L’équation des ondes qui modélise la propagation d’une onde dans un milieu continu et infini.

En imagerie médicale

Le phénomène de résonance est la clef de voute d’une technique d’imagerie médicale que vous connaissez : l’IRM (Imagerie par Résonance Magnétique). Ici, la résonance n’est pas mécanique comme dans le cas de la balançoire ou des ponts mais magnétique.
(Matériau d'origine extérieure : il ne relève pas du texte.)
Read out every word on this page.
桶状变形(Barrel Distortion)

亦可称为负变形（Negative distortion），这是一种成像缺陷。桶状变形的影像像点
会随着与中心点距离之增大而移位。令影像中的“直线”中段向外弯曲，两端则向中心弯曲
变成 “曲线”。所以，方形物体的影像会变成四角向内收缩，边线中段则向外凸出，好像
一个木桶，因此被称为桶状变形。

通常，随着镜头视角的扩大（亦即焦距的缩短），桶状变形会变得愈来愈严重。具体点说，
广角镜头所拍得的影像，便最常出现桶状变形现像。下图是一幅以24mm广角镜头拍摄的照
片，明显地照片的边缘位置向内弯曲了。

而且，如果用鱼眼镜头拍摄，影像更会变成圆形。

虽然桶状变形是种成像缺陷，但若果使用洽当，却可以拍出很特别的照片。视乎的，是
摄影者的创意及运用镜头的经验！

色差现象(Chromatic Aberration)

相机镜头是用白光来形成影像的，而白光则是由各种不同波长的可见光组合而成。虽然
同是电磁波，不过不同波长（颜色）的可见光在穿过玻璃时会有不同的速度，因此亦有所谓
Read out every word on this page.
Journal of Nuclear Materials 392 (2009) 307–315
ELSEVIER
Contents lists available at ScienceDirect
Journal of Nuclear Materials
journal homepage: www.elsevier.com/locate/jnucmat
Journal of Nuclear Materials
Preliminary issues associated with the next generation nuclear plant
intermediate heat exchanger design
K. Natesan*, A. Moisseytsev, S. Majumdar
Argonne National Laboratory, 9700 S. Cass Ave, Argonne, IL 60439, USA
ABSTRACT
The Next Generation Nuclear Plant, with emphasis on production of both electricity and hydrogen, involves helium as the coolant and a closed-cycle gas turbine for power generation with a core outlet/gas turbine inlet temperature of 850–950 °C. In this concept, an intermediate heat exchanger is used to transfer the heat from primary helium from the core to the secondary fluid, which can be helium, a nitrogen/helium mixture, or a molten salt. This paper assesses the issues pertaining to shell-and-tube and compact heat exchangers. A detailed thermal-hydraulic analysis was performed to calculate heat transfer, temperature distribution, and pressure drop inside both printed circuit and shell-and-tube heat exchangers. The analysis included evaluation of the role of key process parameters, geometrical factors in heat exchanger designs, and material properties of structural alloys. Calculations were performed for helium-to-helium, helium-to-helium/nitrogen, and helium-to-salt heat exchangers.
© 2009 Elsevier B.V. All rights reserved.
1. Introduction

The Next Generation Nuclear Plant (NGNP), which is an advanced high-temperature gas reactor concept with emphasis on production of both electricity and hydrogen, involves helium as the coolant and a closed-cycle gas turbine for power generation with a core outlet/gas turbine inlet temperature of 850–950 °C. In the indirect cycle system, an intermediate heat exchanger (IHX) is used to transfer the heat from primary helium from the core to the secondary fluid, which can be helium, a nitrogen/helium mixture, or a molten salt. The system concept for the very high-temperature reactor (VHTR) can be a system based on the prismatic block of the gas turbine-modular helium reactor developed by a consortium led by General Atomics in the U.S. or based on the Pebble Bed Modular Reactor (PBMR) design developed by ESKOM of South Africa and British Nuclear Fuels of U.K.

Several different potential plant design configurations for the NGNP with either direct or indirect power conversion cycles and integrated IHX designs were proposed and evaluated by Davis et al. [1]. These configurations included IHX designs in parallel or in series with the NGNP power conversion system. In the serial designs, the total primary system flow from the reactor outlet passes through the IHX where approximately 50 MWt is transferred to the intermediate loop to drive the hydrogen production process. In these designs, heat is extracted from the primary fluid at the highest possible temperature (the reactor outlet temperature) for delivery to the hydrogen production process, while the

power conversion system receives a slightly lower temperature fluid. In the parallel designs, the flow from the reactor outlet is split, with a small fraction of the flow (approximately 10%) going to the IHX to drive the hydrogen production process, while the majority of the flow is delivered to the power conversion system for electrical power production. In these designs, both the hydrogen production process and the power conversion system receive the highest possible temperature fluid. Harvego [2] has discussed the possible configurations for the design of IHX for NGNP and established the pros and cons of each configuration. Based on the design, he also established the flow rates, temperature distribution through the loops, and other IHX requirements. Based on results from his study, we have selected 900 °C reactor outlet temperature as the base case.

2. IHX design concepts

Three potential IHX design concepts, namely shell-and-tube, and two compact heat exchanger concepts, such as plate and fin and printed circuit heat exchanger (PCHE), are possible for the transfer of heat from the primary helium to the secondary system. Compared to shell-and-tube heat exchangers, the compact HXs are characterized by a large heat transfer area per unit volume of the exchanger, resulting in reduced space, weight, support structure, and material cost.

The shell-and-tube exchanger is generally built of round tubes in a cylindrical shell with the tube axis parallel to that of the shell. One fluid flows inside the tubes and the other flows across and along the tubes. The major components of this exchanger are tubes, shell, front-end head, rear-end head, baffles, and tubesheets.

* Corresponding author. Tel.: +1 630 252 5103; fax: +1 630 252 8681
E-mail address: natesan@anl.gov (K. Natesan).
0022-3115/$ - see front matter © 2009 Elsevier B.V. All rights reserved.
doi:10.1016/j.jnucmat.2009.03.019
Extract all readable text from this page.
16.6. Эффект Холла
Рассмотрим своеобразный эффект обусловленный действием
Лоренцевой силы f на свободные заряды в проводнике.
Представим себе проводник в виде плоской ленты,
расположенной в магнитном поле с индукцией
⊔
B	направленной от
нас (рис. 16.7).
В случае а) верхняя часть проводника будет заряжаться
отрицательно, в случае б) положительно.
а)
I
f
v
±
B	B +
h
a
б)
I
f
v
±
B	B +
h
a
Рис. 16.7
Un champ magnétique constant est appliqué sur le patient ainsi qu’un champ oscillant pour exciter les spins des atomes du corps humain (propriété quantique des atomes) et les faire entrer en résonance pour les détecter et fabriquer une image, c’est ce qu’on appelle la résonance magnétique nucléaire, voir mon article précédent de la RMN à l’IRM.

En physique des hautes énergies

Une autre application moins connue du grand public est l’accélération des particules à hautes énergies avec des cavités radiofréquences (RF). Pour accélérer des particules chargées, on utilise un champ électrique (les particules positives/négatives sont accélérées par une tension électrique opposée à leur charge). On peut alors utiliser le phénomène de résonance pour améliorer cette accélération en donnant une petite impulsion aux particules à une fréquence précise. Pour induire cette résonance, une onde électromagnétique est envoyée dans une cavité ayant une forme bien particulière permettant la résonance des ondes à la fréquence propre de la cavité, de l’ordre de la centaine de MHz, c’est-à-dire dans la gamme des fréquences radio (d’où le nom de cavités RF). Les cavités sont agencées en série pour accélérer les particules en ligne droite et le champ électrique est alors inversé quand les particules passent au centre d’une cavité de telle manière à ce que les particules « voient » toujours une tension opposée à leur charge pour être accélérées de proche en proche continuellement. Je vous conseille de voir cette petite vidéo du CERN (Organisation Européenne pour la Recherche Nucléaire) sur le fonctionnement des cavités RF du LHC qui illustre bien le phénomène:  https://videos.cern.ch/record/1750705

Un des modules DTL du Linac 4 en train d’être assemblé au CERN (Image: Maximilien Brice/CERN). On peut voir les cavités RF au centre du module entre lesquelles les particules sont accélérées.